Wokół niego rozbrzmiewał metaliczny brzęk uderzanej broni. Zewsząd leciały na niego ciosy, które blokował raz mieczem, raz tarczą. Nie był w stanie jednak powstrzymać ich wszystkich. Jakiś miecz zadrasnął go w bark i Thor zawył z bólu, kiedy popłynęła krew. Na szczęście rana była powierzchowna i nie powstrzymała go przed dalszą walką. Oddawał cios za cios.

Walczył sam otoczony wojownikami McClouda. Z każdą chwilą czuł, jak ich ciosy stają się słabsze. To reszta jego oddziału dotarła w końcu do niego. Szczęk uderzanych broni stawał się z każdą chwilą coraz głośniejszy. Wojownicy McClouda nacierali na młodych legionistów, ich miecze uderzały o tarcze, włócznie raniły ich wierzchowce, ich oszczepy osuwały się po ich zbroi. Walczyli ze sobą we wszelki możliwy sposób. Wrzaski padały z obu stron.

Legioniści mieli tą przewagę, że stanowili niewielką i zwinnie poruszającą się siłę bojową, ich dziesiątka wewnątrz wielkiej, powoli płynącej armii. Wykorzystywali to, że nie wszyscy żołnierze McClouda mogli dotrzeć do nich w tym samym czasie; Thor walczył z dwoma, trzema wojownikami na raz. Jednak nie więcej. A jego bracia walczący za jego plecami upewniali się, żeby nie został zaatakowany od tyłu.

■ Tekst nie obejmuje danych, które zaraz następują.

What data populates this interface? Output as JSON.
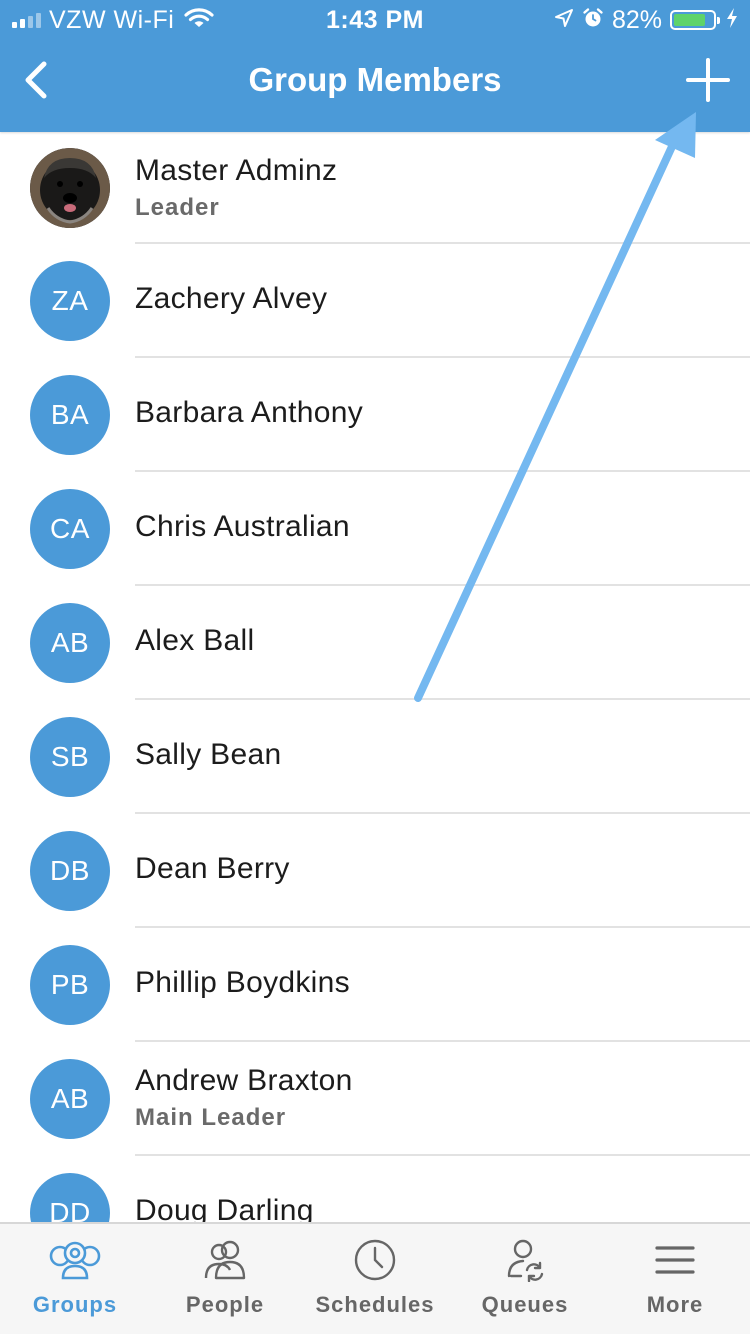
{
  "status_bar": {
    "carrier": "VZW Wi-Fi",
    "time": "1:43 PM",
    "battery_percent": "82%",
    "battery_level": 0.82
  },
  "nav": {
    "title": "Group Members",
    "back_icon": "chevron-left-icon",
    "add_icon": "plus-icon"
  },
  "members": [
    {
      "initials": "",
      "name": "Master Adminz",
      "role": "Leader",
      "photo": true
    },
    {
      "initials": "ZA",
      "name": "Zachery Alvey",
      "role": ""
    },
    {
      "initials": "BA",
      "name": "Barbara Anthony",
      "role": ""
    },
    {
      "initials": "CA",
      "name": "Chris Australian",
      "role": ""
    },
    {
      "initials": "AB",
      "name": "Alex Ball",
      "role": ""
    },
    {
      "initials": "SB",
      "name": "Sally Bean",
      "role": ""
    },
    {
      "initials": "DB",
      "name": "Dean Berry",
      "role": ""
    },
    {
      "initials": "PB",
      "name": "Phillip Boydkins",
      "role": ""
    },
    {
      "initials": "AB",
      "name": "Andrew Braxton",
      "role": "Main Leader"
    },
    {
      "initials": "DD",
      "name": "Doug Darling",
      "role": ""
    }
  ],
  "tabs": [
    {
      "label": "Groups",
      "icon": "groups-icon",
      "active": true
    },
    {
      "label": "People",
      "icon": "people-icon",
      "active": false
    },
    {
      "label": "Schedules",
      "icon": "clock-icon",
      "active": false
    },
    {
      "label": "Queues",
      "icon": "queues-icon",
      "active": false
    },
    {
      "label": "More",
      "icon": "menu-icon",
      "active": false
    }
  ],
  "colors": {
    "primary": "#4b9ad8",
    "annotation_arrow": "#74b8f0",
    "tab_inactive": "#666666"
  }
}
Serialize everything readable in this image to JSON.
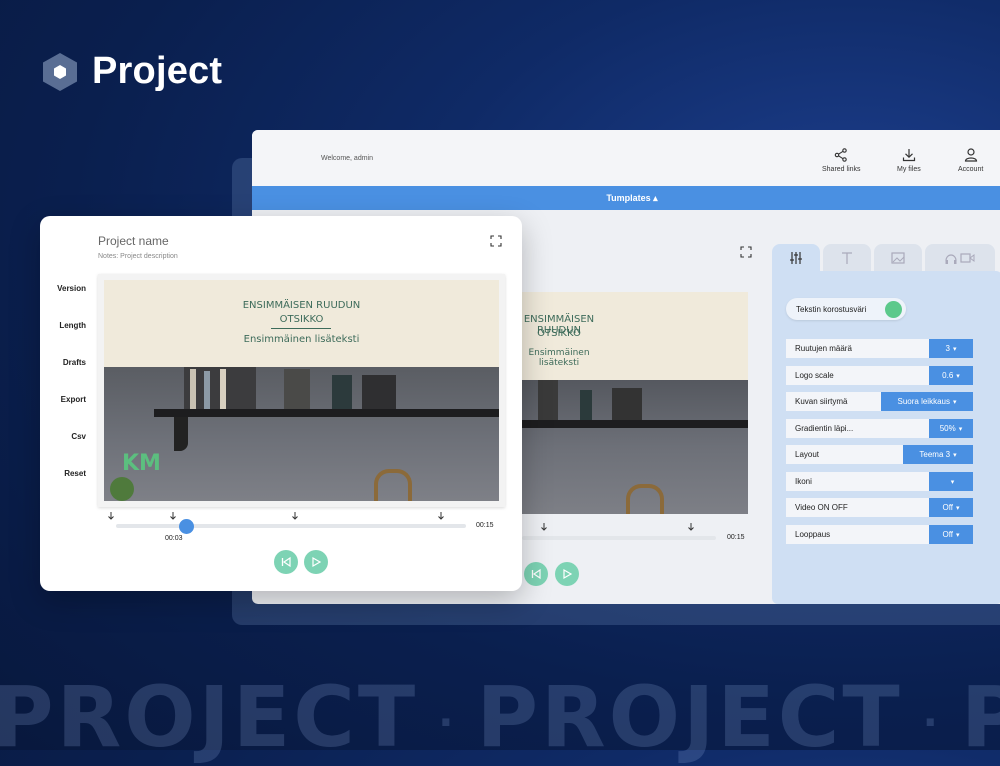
{
  "brand": {
    "title": "Project",
    "logo_icon": "hexagon-logo-icon"
  },
  "watermark": {
    "words": [
      "PROJECT",
      "PROJECT",
      "PROJE"
    ],
    "separator": "·"
  },
  "header": {
    "welcome": "Welcome, admin",
    "nav": [
      {
        "label": "Shared links",
        "icon": "share-icon"
      },
      {
        "label": "My files",
        "icon": "download-icon"
      },
      {
        "label": "Account",
        "icon": "user-icon"
      }
    ]
  },
  "templates_bar": {
    "label": "Tumplates ▴"
  },
  "right_panel": {
    "tabs": [
      {
        "icon": "sliders-icon",
        "active": true
      },
      {
        "icon": "text-icon",
        "active": false
      },
      {
        "icon": "image-icon",
        "active": false
      },
      {
        "icon": "audio-video-icon",
        "active": false
      }
    ],
    "highlight_color": {
      "label": "Tekstin korostusväri",
      "color": "#5cc98b"
    },
    "settings": [
      {
        "label": "Ruutujen määrä",
        "value": "3"
      },
      {
        "label": "Logo scale",
        "value": "0.6"
      },
      {
        "label": "Kuvan siirtymä",
        "value": "Suora leikkaus"
      },
      {
        "label": "Gradientin läpi...",
        "value": "50%"
      },
      {
        "label": "Layout",
        "value": "Teema 3"
      },
      {
        "label": "Ikoni",
        "value": ""
      },
      {
        "label": "Video ON OFF",
        "value": "Off"
      },
      {
        "label": "Looppaus",
        "value": "Off"
      }
    ]
  },
  "back_preview": {
    "headline_1": "ENSIMMÄISEN RUUDUN",
    "headline_2": "OTSIKKO",
    "subtext": "Ensimmäinen lisäteksti",
    "end_time": "00:15"
  },
  "front": {
    "project_name": "Project name",
    "notes": "Notes: Project description",
    "menu": [
      "Version",
      "Length",
      "Drafts",
      "Export",
      "Csv",
      "Reset"
    ],
    "preview": {
      "headline_1": "ENSIMMÄISEN RUUDUN",
      "headline_2": "OTSIKKO",
      "subtext": "Ensimmäinen lisäteksti",
      "logo_text": "KM"
    },
    "playback": {
      "current_time": "00:03",
      "end_time": "00:15",
      "progress": 0.2
    }
  },
  "colors": {
    "accent": "#4a90e2",
    "play_button": "#7dd3b4",
    "toggle": "#5cc98b",
    "headline_text": "#3d6b5a"
  }
}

Jakiś wojownik wyczuł moment nieuwagi Thora i machnął cepem, celując w głowę. Wówczas jednak pojawił się Krohn. Warknął i skoczył na wojownika, zacisnął zęby na jego nadgarstku i rozerwał go. Krew trysnęła w każdym kierunku, zmuszając wojownika do zmiany kąta uderzenia cepu dokładnie w chwili, kiedy ten miał już uderzyć i zmiażdżyć głowę Thora.

Wszystko wydawało się jedną wielką plamą. Thor walczył, zadawał ciosy i parował te padające na niego z każdej strony. Wykorzystywał każdą nabytą umiejętność, by bronić, atakować, chronić swych braci i siebie. Instynktownie przestawił się na tryb Rytuału, nieustannego treningu, odpierania ataku z każdej strony, w każdej możliwej sytuacji. Otrzymał solidne wyszkolenie, dzięki czemu czuł, że da sobie teraz radę. Czuł nieustanną obecność swego strachu, jednak potrafił już nad nim zapanować.

W miarę, jak jego walka przedłużała się w czasie, czuł, że jego ramiona robią się ociężałe, a jego barki coraz bardziej zmęczone i wtedy przyszły mu na myśl słowa Kolka:

Wasz wróg nigdy nie będzie walczył na waszych warunkach. Będzie walczył według swojego zamysłu. Wojna dla was oznacza to samo dla przeciwnej strony.

Thor zauważył nagle, jak jakiś niski, barczysty wojownik uniósł oburącz w górę nabijany kolcami łańcuch i zamachnął się nim celując w potylicę Reece’a. Reece nie zauważył tego; od śmierci dzieliła go jedna chwila.

Thor skoczył z konia wprost na wojownika i zaatakował go zanim ten zdołał wypuścić łańcuch w powietrze. Obaj wylądowali twardo na ziemi, wzbijając tumany kurzu. Pozbawiony uderzeniem tchu Thor poturlał się kilka razy z wojownikiem po ziemi, pośród rozdeptujących wszystko końskich kopyt. Zaczął mocować się z nim tak, jak leżeli i nagle jego przeciwnik wzniósł kciuki, zamierzając wydłubać Thorowi oczy. W tym momencie jednak dał się słyszeć pisk i z nieba runęła ku nim Estopheles. Wbiła szpony w oczy wojownika tuż przed tym, zanim zdołał wyrządzić krzywdę Thorowi. Mężczyzna wrzasnął i przycisnął dłonie do twarzy, a Thor zdzielił go łokciem i zwalił z siebie.

Już miał cieszyć się ze zwycięstwa, kiedy poczuł mocne kopnięcie w brzuch, które posłało go z powrotem na plecy. Podniósł wzrok i zobaczył, jak jakiś wojownik podnosi oburącz wojenny topór i celuje w jego serce.

Thor sturlał się na bok i topór przeleciał z gwizdem obok niego, zakopując się w ziemi aż po rękojeść. Thor uświadomił sobie, że niechybnie uniknął właśnie śmierci.